Sometimes a question occurs to us and we just can’t get it out of our heads. This week that question was, “What’s the deal with poker cards?”. So we’re going to stuff a whole pile of deck of cards trivia into the next few minutes of your scrolling time.
The standard 52-card deck: a marriage of France and Britain
The 52-card deck we’re acquainted with in the UK, the USA and much of the Western world is technically a deck of French suited playing cards with an English pattern.
France is where the idea of the four suits we’re familiar with came from. Trefles are clubs, carreaux are diamonds, coeurs are hearts and piques are spades. We’re hoping your high school French lessons are coming in handy there in this piece of deck of cards trivia!
And we’ve also got the French to thank for the colourings. Their traditional cards are black spades and clubs, then red hearts and diamonds, just like ours.
The French also introduced the face cards as we know them. Valet, Dame and Roi are what we know as Jack, Queen and King.
Meanwhile the design we’re all acquainted with is firmly an English pattern of the aforementioned French cards. The earliest example of this pattern is from 1516.
The double headed phenomenon
The earliest decks of cards were single headed. But from 1860, we start to see decks where there are double headed kings, etc., appearing on the cards.
It’s all about the indices
We also start spotting corner indices, which are synonymous with modern cards, added around 1880. Easy to read upside down and right side up, it’s no wonder the caught on.

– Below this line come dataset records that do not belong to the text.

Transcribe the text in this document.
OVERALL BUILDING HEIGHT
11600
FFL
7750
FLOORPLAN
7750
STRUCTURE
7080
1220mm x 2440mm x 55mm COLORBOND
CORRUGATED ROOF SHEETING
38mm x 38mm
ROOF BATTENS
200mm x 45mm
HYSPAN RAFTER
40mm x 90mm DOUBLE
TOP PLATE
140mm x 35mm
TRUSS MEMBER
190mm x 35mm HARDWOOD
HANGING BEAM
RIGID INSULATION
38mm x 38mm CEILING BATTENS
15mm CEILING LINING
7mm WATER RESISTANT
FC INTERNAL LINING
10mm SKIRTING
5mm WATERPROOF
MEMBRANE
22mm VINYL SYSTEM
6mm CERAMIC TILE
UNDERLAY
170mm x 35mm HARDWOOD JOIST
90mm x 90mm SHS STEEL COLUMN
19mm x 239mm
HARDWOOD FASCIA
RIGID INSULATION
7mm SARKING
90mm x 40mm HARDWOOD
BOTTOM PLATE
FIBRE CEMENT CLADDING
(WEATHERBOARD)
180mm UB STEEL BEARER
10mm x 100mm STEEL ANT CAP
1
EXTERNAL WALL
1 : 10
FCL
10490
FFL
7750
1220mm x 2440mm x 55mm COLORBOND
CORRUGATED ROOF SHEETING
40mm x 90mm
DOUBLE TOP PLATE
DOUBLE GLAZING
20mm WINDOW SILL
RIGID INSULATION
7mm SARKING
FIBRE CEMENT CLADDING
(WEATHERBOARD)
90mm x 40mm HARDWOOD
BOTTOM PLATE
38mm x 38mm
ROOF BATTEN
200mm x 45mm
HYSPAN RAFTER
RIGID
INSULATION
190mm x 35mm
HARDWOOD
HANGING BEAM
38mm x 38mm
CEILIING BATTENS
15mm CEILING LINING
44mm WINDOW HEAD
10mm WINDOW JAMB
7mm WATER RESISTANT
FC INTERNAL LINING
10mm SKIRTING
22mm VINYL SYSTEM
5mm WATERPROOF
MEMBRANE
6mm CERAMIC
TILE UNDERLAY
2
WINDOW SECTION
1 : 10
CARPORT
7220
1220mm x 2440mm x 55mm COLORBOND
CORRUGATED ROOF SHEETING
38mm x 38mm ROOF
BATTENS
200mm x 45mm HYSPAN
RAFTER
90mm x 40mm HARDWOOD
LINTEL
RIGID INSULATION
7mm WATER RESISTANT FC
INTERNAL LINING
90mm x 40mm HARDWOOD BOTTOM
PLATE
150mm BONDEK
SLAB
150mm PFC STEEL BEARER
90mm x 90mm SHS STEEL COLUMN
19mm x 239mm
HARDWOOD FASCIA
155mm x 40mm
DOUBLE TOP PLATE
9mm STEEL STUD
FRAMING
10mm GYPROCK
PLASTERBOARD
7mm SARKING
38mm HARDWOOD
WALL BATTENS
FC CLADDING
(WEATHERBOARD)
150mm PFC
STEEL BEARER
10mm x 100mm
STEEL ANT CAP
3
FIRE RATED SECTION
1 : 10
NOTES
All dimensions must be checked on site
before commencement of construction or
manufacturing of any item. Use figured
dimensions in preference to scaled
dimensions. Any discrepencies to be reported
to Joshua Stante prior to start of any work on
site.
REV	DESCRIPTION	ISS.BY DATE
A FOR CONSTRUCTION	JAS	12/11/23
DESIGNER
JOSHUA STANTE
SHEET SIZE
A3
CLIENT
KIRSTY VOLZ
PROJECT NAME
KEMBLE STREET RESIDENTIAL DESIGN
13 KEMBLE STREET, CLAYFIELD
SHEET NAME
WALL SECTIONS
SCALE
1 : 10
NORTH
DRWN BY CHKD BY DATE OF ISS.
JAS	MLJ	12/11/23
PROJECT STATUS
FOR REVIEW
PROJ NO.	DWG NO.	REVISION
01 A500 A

Up until the 19th century, every printer decided themselves what size the deck should be. So there was no uniformity at all. But then at some point during the 1800s, the size started to become more uniform.
Known as poker-sized cards, there was a new standard size of 3.5×2.5 inches. There was also bridge-sized cards, designed so you could hold more of them in your hands at once. They were a little narrower than poker size.
Nowadays, any deck of cards trivia know-it-all should know that all cards are in and around that size. However, it’s not an exact measure. Card manufacturers can go a little narrower, wider, shorter or longer.
James I, tax and the Ace of spades
The Ace of Spades can sometimes be highly decorative. Oftentimes, much more so than the rest of the pack. The reason for this? James I of England. During his reign, in the early 1600s, it was decided that there needed to be proof of tax paid on every deck.
And so the fancy design held the name of the manufacturer’s logo as proof. And, incredibly, this was still the case until the 1960s. So if you get your hands on your Granddad’s old deck of cards, check out the Ace of Spades.